New York, June 29, 2022 (GLOBE NEWSWIRE) -- Reportlinker.com announces the release of the report "Global Machine learning as a Service Market Size, Share & Industry Trends Analysis Report By End User, By Offering, By Organization Size, By Application, By Regional Outlook and Forecast, 2022 2028" - https://www.reportlinker.com/p06289268/?utm_source=GNW It is designed to include artificial intelligence (AI) and cognitive computing functionalities. Machine learning as a service (MLaaS) refers to a group of cloud computing services that provide machine learning technologies.

Increased demand for cloud computing, as well as growth connected with artificial intelligence and cognitive computing, are major machine learning as service industry growth drivers. Growth in demand for cloud-based solutions, such as cloud computing, rise in adoption of analytical solutions, growth of the artificial intelligence & cognitive computing market, increased application areas, and a scarcity of trained professionals are all influencing the machine learning as a service market.

As more businesses migrate their data from on-premise storage to cloud storage, the necessity for efficient data organization grows. Since MLaaS platforms are essentially cloud providers, they enable solutions to appropriately manage data for machine learning experiments and data pipelines, making it easier for data engineers to access and process the data.
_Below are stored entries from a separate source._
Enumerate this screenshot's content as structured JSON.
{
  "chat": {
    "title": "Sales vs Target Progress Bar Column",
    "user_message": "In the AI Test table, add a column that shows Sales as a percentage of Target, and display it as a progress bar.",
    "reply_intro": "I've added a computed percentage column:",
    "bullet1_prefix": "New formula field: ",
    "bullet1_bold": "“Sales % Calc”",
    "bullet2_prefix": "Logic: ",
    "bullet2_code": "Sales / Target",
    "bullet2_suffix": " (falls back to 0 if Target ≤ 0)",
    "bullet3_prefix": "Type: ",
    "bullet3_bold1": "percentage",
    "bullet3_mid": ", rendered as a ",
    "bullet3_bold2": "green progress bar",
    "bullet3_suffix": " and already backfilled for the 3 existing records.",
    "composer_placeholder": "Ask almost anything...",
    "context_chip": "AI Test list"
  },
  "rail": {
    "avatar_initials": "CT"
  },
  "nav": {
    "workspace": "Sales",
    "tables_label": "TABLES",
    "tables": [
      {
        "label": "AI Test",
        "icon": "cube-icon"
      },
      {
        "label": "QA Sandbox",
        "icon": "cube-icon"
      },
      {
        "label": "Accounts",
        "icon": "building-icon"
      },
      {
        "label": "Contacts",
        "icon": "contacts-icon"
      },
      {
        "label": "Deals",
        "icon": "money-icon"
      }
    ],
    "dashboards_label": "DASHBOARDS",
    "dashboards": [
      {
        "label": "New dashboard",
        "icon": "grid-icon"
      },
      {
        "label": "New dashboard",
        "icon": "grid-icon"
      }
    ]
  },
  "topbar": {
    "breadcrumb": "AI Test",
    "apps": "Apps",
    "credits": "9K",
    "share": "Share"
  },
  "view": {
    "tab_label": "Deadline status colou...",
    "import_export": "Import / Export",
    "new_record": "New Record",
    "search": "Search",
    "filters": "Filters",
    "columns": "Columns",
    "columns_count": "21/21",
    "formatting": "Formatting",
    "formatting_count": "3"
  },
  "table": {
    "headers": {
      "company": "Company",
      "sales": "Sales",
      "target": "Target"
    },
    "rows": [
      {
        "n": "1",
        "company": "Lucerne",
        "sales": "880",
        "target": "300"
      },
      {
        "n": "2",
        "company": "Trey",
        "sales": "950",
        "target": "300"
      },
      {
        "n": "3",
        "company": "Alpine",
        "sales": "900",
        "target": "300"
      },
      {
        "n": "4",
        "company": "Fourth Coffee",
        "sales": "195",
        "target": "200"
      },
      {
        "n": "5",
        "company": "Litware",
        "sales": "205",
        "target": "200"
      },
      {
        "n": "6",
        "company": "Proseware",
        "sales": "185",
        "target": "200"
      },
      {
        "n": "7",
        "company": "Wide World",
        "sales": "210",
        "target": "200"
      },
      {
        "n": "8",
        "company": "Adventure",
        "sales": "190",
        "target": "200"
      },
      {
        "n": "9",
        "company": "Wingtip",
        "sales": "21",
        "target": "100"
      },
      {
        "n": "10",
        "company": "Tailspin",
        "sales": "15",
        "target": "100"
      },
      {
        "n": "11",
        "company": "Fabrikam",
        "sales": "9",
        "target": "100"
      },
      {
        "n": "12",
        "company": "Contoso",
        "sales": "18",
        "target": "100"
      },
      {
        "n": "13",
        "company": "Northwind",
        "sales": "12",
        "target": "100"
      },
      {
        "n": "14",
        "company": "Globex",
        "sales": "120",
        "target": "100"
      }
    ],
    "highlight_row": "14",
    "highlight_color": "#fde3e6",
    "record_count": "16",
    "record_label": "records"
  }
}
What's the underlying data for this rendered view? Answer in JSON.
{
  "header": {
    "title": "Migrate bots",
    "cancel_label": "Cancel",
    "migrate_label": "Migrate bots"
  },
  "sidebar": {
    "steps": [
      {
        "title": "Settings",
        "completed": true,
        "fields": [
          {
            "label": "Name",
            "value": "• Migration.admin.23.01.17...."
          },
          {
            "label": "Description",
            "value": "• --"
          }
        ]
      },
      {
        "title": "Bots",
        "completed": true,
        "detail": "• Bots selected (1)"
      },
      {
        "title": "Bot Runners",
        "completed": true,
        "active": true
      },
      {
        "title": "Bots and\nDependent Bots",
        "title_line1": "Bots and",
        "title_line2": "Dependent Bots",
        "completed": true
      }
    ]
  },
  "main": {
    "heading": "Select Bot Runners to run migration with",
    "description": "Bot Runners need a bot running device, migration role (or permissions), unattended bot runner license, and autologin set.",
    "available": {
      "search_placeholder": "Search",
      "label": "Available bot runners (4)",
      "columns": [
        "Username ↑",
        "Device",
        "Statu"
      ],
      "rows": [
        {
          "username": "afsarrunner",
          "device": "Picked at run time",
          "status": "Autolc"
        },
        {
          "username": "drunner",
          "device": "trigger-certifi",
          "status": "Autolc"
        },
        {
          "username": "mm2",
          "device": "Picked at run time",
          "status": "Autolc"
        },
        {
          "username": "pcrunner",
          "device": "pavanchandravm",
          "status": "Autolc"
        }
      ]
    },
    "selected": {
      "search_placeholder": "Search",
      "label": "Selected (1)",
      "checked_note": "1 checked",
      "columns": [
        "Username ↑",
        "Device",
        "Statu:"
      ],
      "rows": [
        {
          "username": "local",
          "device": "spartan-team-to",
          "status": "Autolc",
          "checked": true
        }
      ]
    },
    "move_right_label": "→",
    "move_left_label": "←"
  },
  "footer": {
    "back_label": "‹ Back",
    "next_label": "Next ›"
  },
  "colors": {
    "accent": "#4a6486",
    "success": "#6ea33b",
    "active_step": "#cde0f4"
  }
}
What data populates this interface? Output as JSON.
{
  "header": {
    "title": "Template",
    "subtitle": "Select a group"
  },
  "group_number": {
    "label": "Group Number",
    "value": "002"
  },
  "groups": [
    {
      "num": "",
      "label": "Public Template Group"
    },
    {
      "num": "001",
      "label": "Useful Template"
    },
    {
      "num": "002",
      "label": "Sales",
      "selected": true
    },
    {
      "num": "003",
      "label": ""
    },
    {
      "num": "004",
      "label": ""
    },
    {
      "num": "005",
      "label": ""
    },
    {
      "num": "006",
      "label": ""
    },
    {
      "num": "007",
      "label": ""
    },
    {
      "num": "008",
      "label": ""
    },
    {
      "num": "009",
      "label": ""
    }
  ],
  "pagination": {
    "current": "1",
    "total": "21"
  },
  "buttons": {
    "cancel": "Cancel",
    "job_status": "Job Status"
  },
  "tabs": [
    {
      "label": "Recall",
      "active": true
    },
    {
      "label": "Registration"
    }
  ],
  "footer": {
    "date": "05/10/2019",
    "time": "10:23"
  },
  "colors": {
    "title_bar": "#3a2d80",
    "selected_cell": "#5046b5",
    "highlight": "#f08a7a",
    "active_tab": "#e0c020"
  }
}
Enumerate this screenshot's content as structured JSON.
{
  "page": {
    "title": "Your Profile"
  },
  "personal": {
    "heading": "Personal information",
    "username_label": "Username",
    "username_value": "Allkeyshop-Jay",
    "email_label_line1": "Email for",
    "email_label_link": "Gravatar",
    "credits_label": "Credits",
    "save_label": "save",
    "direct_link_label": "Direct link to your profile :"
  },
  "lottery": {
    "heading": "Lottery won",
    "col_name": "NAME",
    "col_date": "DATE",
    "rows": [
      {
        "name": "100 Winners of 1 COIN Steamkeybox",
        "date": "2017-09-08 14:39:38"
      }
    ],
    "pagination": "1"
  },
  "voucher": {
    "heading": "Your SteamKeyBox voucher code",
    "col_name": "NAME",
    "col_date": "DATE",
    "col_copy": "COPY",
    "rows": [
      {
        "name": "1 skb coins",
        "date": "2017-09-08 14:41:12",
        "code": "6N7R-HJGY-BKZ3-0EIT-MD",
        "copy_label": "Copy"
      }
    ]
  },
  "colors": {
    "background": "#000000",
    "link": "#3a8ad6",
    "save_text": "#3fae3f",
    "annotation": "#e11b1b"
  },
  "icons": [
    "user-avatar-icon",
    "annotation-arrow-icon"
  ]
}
For organizations, MLaaS providers offer capabilities like data visualization and predictive analytics. They also provide APIs for sentiment analysis, facial recognition, creditworthiness evaluations, corporate intelligence, and healthcare, among other things. The actual computations of these processes are abstracted by MLaaS providers, so data scientists dont have to worry about them. For machine learning experimentation and model construction, some MLaaS providers even feature a drag-and-drop interface.

COVID-19 Impact

The COVID-19 pandemic has had a substantial impact on numerous countries health, economic, and social systems. It has resulted in millions of fatalities across the globe and has left the economic and financial systems in tatters. Individuals can benefit from knowledge about individual-level susceptibility variables in order to better understand and cope with their psychological, emotional, and social well-being.

Artificial intelligence technology is likely to aid in the fight against the COVID-19 pandemic. COVID-19 cases are being tracked and traced in several countries utilizing population monitoring approaches enabled by machine learning and artificial intelligence. Researchers in South Korea, for example, track coronavirus cases using surveillance camera footage and geo-location data.

Market Growth Factors

Increased Demand for Cloud Computing and a Boom in Big Data

The industry is growing due to the increased acceptance of cloud computing technologies and the use of social media platforms. Cloud computing is now widely used by all companies that supply enterprise storage solutions. Data analysis is performed online using cloud storage, giving the advantage of evaluating real-time data collected on the cloud. Cloud computing enables data analysis from any location and at any time. Moreover, using the cloud to deploy machine learning allows businesses to get useful data, such as consumer behavior and purchasing trends, virtually from linked data warehouses, lowering infrastructure and storage costs. As a result, the machine learning as a service business is growing as cloud computing technology becomes more widely adopted.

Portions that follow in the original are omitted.